In essence, how many unique ways can I choose a subset of N people such that there exist 3 people in the subset who are adjacent in the original set.
e.g. N = 4 Lets label the people {1,2,3,4} I can choose {1,2,3} , {2,3,4} , { 1,2,3,4} making a total of 3 ways.
Here I assume that {1,2,3} = {3,2,1} etc. are the same
Is there any general formula I can derive for calculating this?
Let us call the number of ways of choosing a subset of N people such that there exist 3 people in the subset who are adjacent in the original set as $a_n$. Call such subsets good.
Let's try to find a recurrence for $a_n$.
Now, let us take any such subset of $N-1$ people, and consider that set with $N$ in it and not in it. Clearly both are distinct good subsets. So, this amounts to $2 a_{n-1}$ ways.

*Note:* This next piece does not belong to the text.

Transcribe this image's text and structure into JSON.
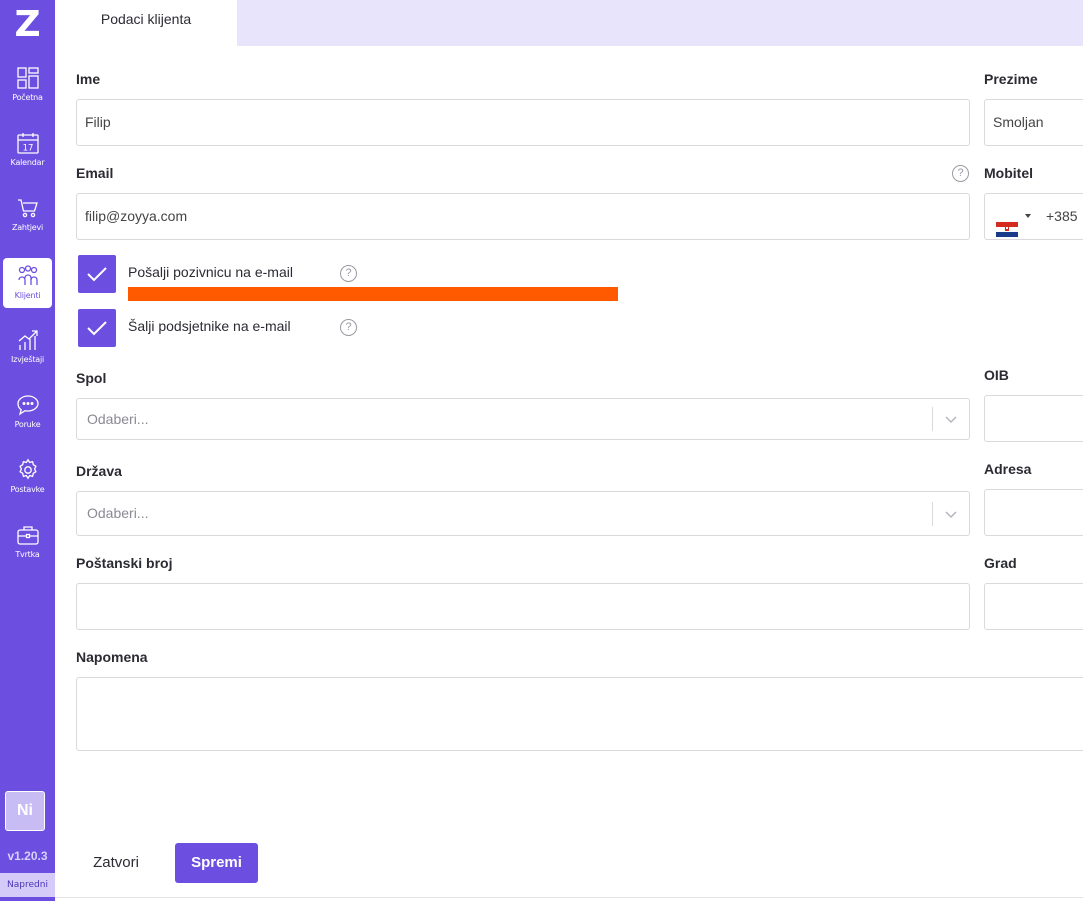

So, the elements not yet considered have $N$ in the triplet, and in fact the triplet $N-2, N-1,N$ should be the only one inside the subset, otherwise it has been calculated before. So, this amounts to $2^{n-4} - a_{n-4}$ ways, as we need the number of subsets of $N-4$ people not having any such triplet (Note that the element $N-3$ cannot be in the set).
So, we get the recurrence as $$a_{n} = 2a_{n-1} + 2^{n-4} - a_{n-4}$$ with initial conditions as $a_1=a_2=0, a_3=1, a_4=3$.
As regards to a general formula, the use of OEIS leads to this which tells us that the generating function is $$G(x) = \frac{x^3}{(1-2x)(1-x-x^2-x^3)}$$ and also gives a nicer looking recurrence: $$a_n = 3a_{n-1} - a_{n-2} - a_{n-3} - 2a_{n-4}$$